Both U.S. Xpress and Covenant Transport may try to force you to come to Chattanooga for light duty work, even if you live hundreds of miles away. They generally provide motel accommodations and van service to take employees to medical providers. Can you refuse? Yes.
Can I be fired for making a workers’ compensation claim?
You can be fired at will in Tennessee or Georgia, except for reasons prohibited under state or Federal law, such as race, color, sex, national origin, age or disability. In theory, Tennessee recognizes a cause of action for retaliatory discharge for making a workers’ compensation claim, but as a practical matter such cases are very difficult to prove. An employer can almost always find a pretense for firing an employee, such as being late for work or for violating a safety rule, etc. However, there are financial incentives that usually discourage responsible employers from firing employees after an injury on the job, as discussed above.
Can I obtain unemployment benefits after being injured on-the-job? Generally you cannot collect both unemployment benefits and disability benefits under workers’ compensation. You must be ready, willing and able to work to qualify for unemployment benefits. If there is a dispute over your injury on the job, or if the workers’ compensation benefits are delayed for some reason, and you are able to do light duty work, you can apply for unemployment benefits to help you get by, as long as you are careful to state on the application that you are willing to work within your restrictions.
Can I collect Social Security disability benefits (SSDI) for a work injury?
If the injury is serious enough to cause disability lasting at least 12 months, you may be able to obtain Social Security disability benefits. Social Security pays approximately 80% of your pre-disability average income. Workers’ compensation benefits are typically only two-thirds of your average income. However, Social Security takes a credit or offset for the worker’s compensation benefits, so you can not obtain a combined benefit from Social Security and workers’ compensation in excess of 80% of your pre-disability income.
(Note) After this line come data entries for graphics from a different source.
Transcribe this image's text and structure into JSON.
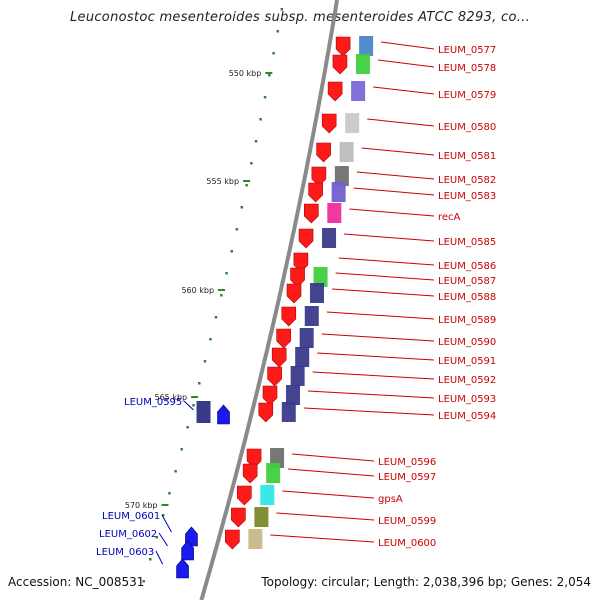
{
  "title": "Leuconostoc mesenteroides subsp. mesenteroides ATCC 8293, co...",
  "footer": {
    "accession": "Accession: NC_008531",
    "summary": "Topology: circular; Length: 2,038,396 bp; Genes: 2,054"
  },
  "colors": {
    "forward_gene": "#ff1a1a",
    "reverse_gene": "#1a1aee",
    "forward_label": "#cc0000",
    "reverse_label": "#0000bb",
    "backbone": "#8a8a8a",
    "ticks": "#2a8a2a"
  },
  "ticks": [
    {
      "kbp": 550,
      "label": "550 kbp"
    },
    {
      "kbp": 555,
      "label": "555 kbp"
    },
    {
      "kbp": 560,
      "label": "560 kbp"
    },
    {
      "kbp": 565,
      "label": "565 kbp"
    },
    {
      "kbp": 570,
      "label": "570 kbp"
    }
  ],
  "forward_genes": [
    {
      "label": "LEUM_0577",
      "band": "#4a86c8"
    },
    {
      "label": "LEUM_0578",
      "band": "#3fcf3f"
    },
    {
      "label": "LEUM_0579",
      "band": "#7a6ad8"
    },
    {
      "label": "LEUM_0580",
      "band": "#c8c8c8"
    },
    {
      "label": "LEUM_0581",
      "band": "#bdbdbd"
    },
    {
      "label": "LEUM_0582",
      "band": "#707070"
    },
    {
      "label": "LEUM_0583",
      "band": "#7060d0"
    },
    {
      "label": "recA",
      "band": "#ee2e9c"
    },
    {
      "label": "LEUM_0585",
      "band": "#3a3a8a"
    },
    {
      "label": "LEUM_0586",
      "band": ""
    },
    {
      "label": "LEUM_0587",
      "band": "#3fcf3f"
    },
    {
      "label": "LEUM_0588",
      "band": "#3a3a8a"
    },
    {
      "label": "LEUM_0589",
      "band": "#3a3a8a"
    },
    {
      "label": "LEUM_0590",
      "band": "#3a3a8a"
    },
    {
      "label": "LEUM_0591",
      "band": "#3a3a8a"
    },
    {
      "label": "LEUM_0592",
      "band": "#3a3a8a"
    },
    {
      "label": "LEUM_0593",
      "band": "#3a3a8a"
    },
    {
      "label": "LEUM_0594",
      "band": "#3a3a8a"
    },
    {
      "label": "LEUM_0596",
      "band": "#707070"
    },
    {
      "label": "LEUM_0597",
      "band": "#3fcf3f"
    },
    {
      "label": "gpsA",
      "band": "#2ee8e8"
    },
    {
      "label": "LEUM_0599",
      "band": "#7a8a2a"
    },
    {
      "label": "LEUM_0600",
      "band": "#c8b888"
    }
  ],
  "reverse_genes": [
    {
      "label": "LEUM_0595"
    },
    {
      "label": "LEUM_0601"
    },
    {
      "label": "LEUM_0602"
    },
    {
      "label": "LEUM_0603"
    }
  ]
}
Qualifying for SSDI also makes you eligible for Medicare. We generally advise our clients to apply for SSDI in serious injury cases, and then if the claim is denied, we can file an appeal for you.
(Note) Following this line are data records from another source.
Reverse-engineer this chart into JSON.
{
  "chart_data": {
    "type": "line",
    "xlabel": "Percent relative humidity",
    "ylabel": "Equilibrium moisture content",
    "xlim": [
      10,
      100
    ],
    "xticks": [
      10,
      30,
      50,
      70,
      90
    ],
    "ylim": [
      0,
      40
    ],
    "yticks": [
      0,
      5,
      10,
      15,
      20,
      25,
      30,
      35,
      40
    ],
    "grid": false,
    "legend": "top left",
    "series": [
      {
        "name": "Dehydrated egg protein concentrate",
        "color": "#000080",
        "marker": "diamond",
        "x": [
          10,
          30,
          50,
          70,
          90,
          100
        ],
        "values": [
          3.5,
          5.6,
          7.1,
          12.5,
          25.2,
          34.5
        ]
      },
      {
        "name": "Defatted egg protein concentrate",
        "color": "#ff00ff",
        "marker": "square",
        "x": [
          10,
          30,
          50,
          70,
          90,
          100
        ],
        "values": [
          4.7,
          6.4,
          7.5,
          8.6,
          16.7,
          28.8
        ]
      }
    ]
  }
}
If we go to court, will I have to testify in front of a jury?
No. In Tennessee, workers’ compensation cases are tried in front of a Judge or Chancellor, and in Georgia they are tried before a special judge (ALJ) who only hears workers’ compensation cases.
Can the insurance company be held accountable for taking forever on my checks, prescriptions and procedures?
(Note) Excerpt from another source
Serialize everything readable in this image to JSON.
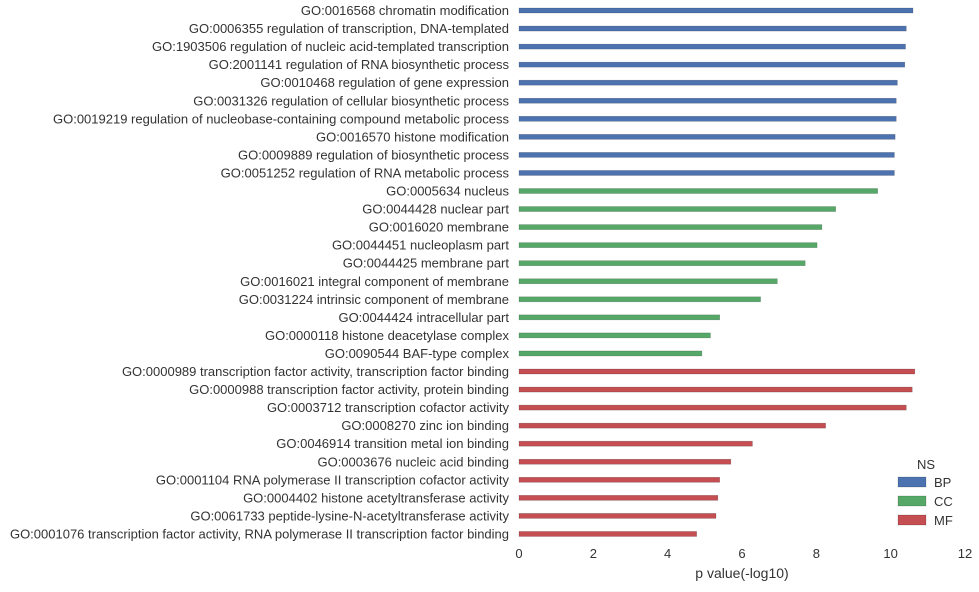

Only to the extent that the laws provide for penalties and/or an award of attorneys’ fees for unreasonable delay or refusal to pay. Such provisions vary from state to state.
Can I sue my employer for pain and suffering?
No. Workers’ compensation is a no-fault system that provides benefits regardless of who caused the injury. Accidents on the job happen for many reasons. Sometimes a co-worker is careless, sometimes the employer furnishes defective equipment or working conditions are unsafe, and sometimes the injured person makes a mistake. Even if you are careless, cause an accident and hurt yourself, you still get workers’ compensation benefits. The trade-off for such a system is that you cannot sue your employer for anything other than workers’ compensation benefits even if the injury was your employers’ fault. If the injury was due to the fault of someone other than you, a co-worker or your employer, however, you may be able to sue for pain and suffering. For instance, if you are in a wreck out on the highway and it was not your fault, you can collect workers’ compensation benefits and still sue the “at fault” driver for pain and suffering and other damages.
In Tennessee, mediated settlements at the Department of Labor are normally paid in 14 days. After other settlements, payment can take anywhere from two to six weeks, or longer in complex cases, and court approval is required. In Georgia, after the settlement papers are prepared, they have to go to the State Board of Workers’ Compensation for approval, and that usually takes two to three weeks. Georgia law requires thesettlement funds to be paid within 20 days after approval by the Board.